Work it dude. You can do it.

Asking for help for homework in class is ok. Maybe not so much on a public forum.

/johnny

[Hot Tabasco]

If I'm not mistaken, that formula is used to determine the best brewing temperature of beer.........

I might be wrong tho so here's a pingster for someone who might be more knowledgable in these things.........

[Drango]

42

[devere]

Are you having trouble with the math or the chemistry?

For the math you just need to clarify if %T should be 25 or .25, and then compute the answer.

[allmost]

What are you absorbing?

[CharlesWayneCT]

First: Beers law: Beers Law

The web site shows how you get from a standard transmittal equation T=(P/Po) to the equation you are using.

A = log10 P0 / P
A = log10 1 / T 
A = log10 100 / %T
A = 2 - log10 %T 

As to your question, it seems you should just plug in the percent given, and you'll get an "A" value.

For example, for 25% transmission, the answer is:

A= 2 - log10 25
A= 2 - 1.39794
A= 0.60206

You use the percent number directly (that's the point of changing the 1/T to 100/%T -- 1/.25 is the same as 100/25).

If you had a different question, please ask again.

[Scutter]

I don’t know the chemistry, but I think I can answer your question.

I did a search on this, and the formula for absorbency seems to be -log(T). However, a percentage is often expressed as 100 times the fractional amount. Log base 10 of 100 is 2. And log(A x B) = log(A) + log(B).

So 2 - log(T) = -log(1/100) - log(T) = - log(T/100)

So if you express T as a percentage from 0 to 100, you use the formula (2 - LOG(T)). If instead you express T as a fraction, from 0 to 1.0, you would use the formula (-LOG(T)).

[martin_fierro]

Also check out Wolfram Alpha

[DBrow]

It’s usually A= log(1/T)

[Hoodat]

It looks like you are trying to do a Beer-Lambert equation for absorbancy. The spectrophotometer you used gave you the transmission percentage of light passing through your solution medium. No absorbance of light results in T-value of 100%. Complete absorbance of light results in T-value of 0%. You need to convert this into a value for absorbance - A. By your equation, A = 2 - log(%T)
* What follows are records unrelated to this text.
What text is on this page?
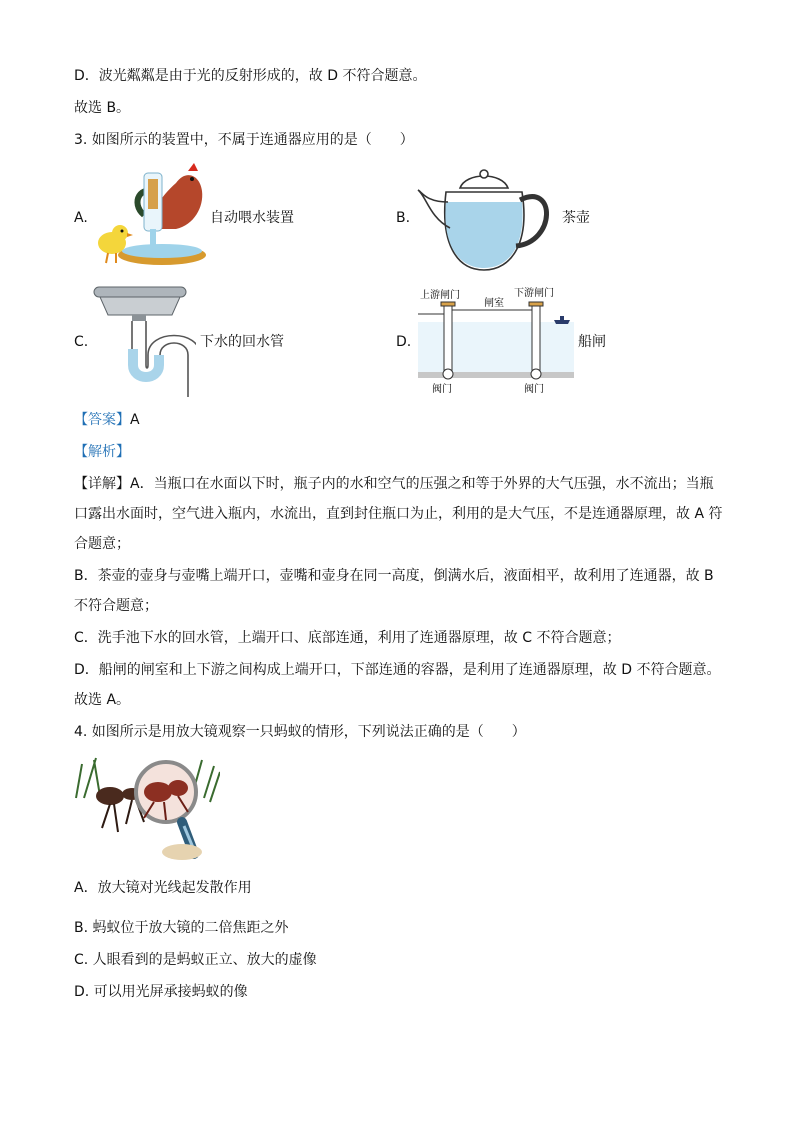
D．波光粼粼是由于光的反射形成的，故 D 不符合题意。
故选 B。
3. 如图所示的装置中，不属于连通器应用的是（　　）
A.	自动喂水装置	B.	茶壶
C.	下水的回水管	D.
上游闸门
闸室
下游闸门
阀门	阀门
船闸
【答案】A
【解析】
【详解】A．当瓶口在水面以下时，瓶子内的水和空气的压强之和等于外界的大气压强，水不流出；当瓶
口露出水面时，空气进入瓶内，水流出，直到封住瓶口为止，利用的是大气压，不是连通器原理，故 A 符
合题意；
B．茶壶的壶身与壶嘴上端开口，壶嘴和壶身在同一高度，倒满水后，液面相平，故利用了连通器，故 B
不符合题意；
C．洗手池下水的回水管，上端开口、底部连通，利用了连通器原理，故 C 不符合题意；
D．船闸的闸室和上下游之间构成上端开口，下部连通的容器，是利用了连通器原理，故 D 不符合题意。
故选 A。
4. 如图所示是用放大镜观察一只蚂蚁的情形，下列说法正确的是（　　）
A．放大镜对光线起发散作用
B. 蚂蚁位于放大镜的二倍焦距之外
C. 人眼看到的是蚂蚁正立、放大的虚像
D. 可以用光屏承接蚂蚁的像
If T = 25%, then A = 0.60206. You will need this value for the next equation:

A = εlc

A = absorbance
ε = molar absorbtivity [L/(mol.cm)]
l = length of test light path through medium [cm], (usually 1 cm)
c = molarity of solution [mol/L]

In a typical Beer's Law experiment, you are searching for the concentration of an unknown sample. You do this by calibrating the molar absorptivity through a series of experiments with known concentrations. You can plot these values of concentration v. absorbance and they should be linear. The slope will give you εl.

ε = A/lc

Once the absorptivity constant is calculated, you repeat the experiment for the unknown sample to determine it's molarity. Capisce?

[lwoodham]

All this math is eye opening. I just realized that LOG[The Won] = ZERO

[a6intruder]

Thank goodness I chose the much easier profession of landing 20,000 pound jets aboard an aircraft carrier at night.

No math required.